Acres, noted for his passing and team-oriented approach in high school and college--he was CIF 4-A player of the year in 1981 and is generally considered the best all-around big man to come out of the South Bay--said the European style "is more of a one-on-one type thing. I'm probably a little more offense-minded (than in college). You get to shoot a little more in Europe."

In preparing for the NBA, Acres and his brother are lifting weights four or five times a week, running at the beach with ankle weights and playing regularly. Mark, still rangy, has built up to 225 pounds.
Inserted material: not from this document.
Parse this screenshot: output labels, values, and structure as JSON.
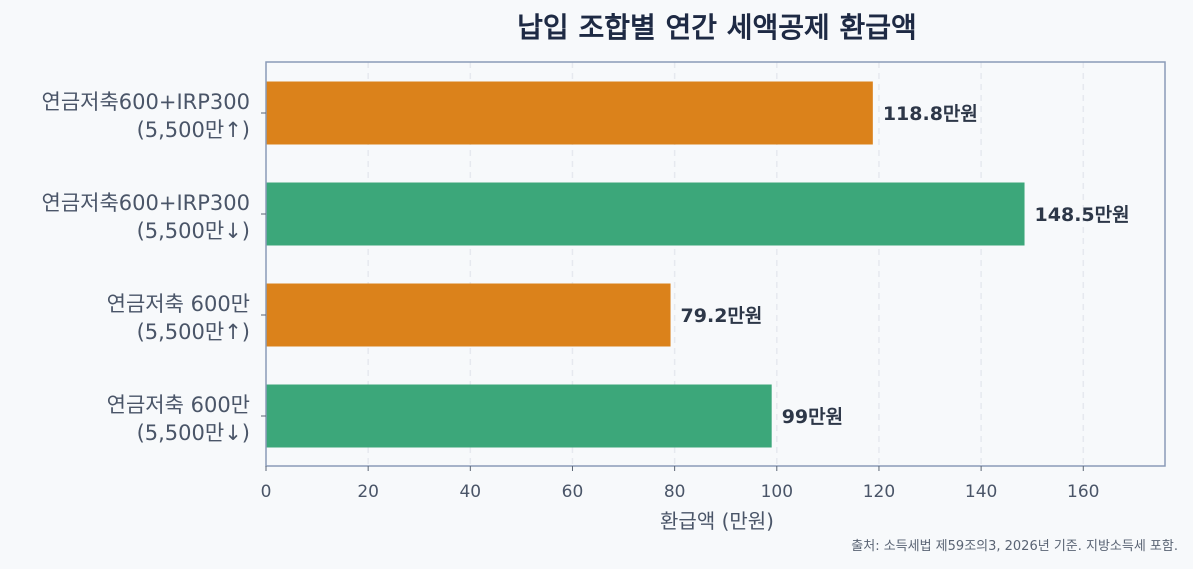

Jeff, 6-9, a year older than Mark at 25, played last season in Australia but is considering Europe next season.

Dick Acres, who won a state title at Carson High School in 1982 before going to Oral Roberts, is now a vice president with A. L. Williams, a financial marketing firm. He wouldn't mind investing some NBA money for Mark over the next few years.

He views this year as pivotal for his son, because the NBA will expand in 1988. If Mark can catch on this year, he's probably assured of a job for the next few seasons.

"He's just got to go in, give it 100% and be mentally tough," Dick Acres said. "Otherwise he'll be playing somewhere else."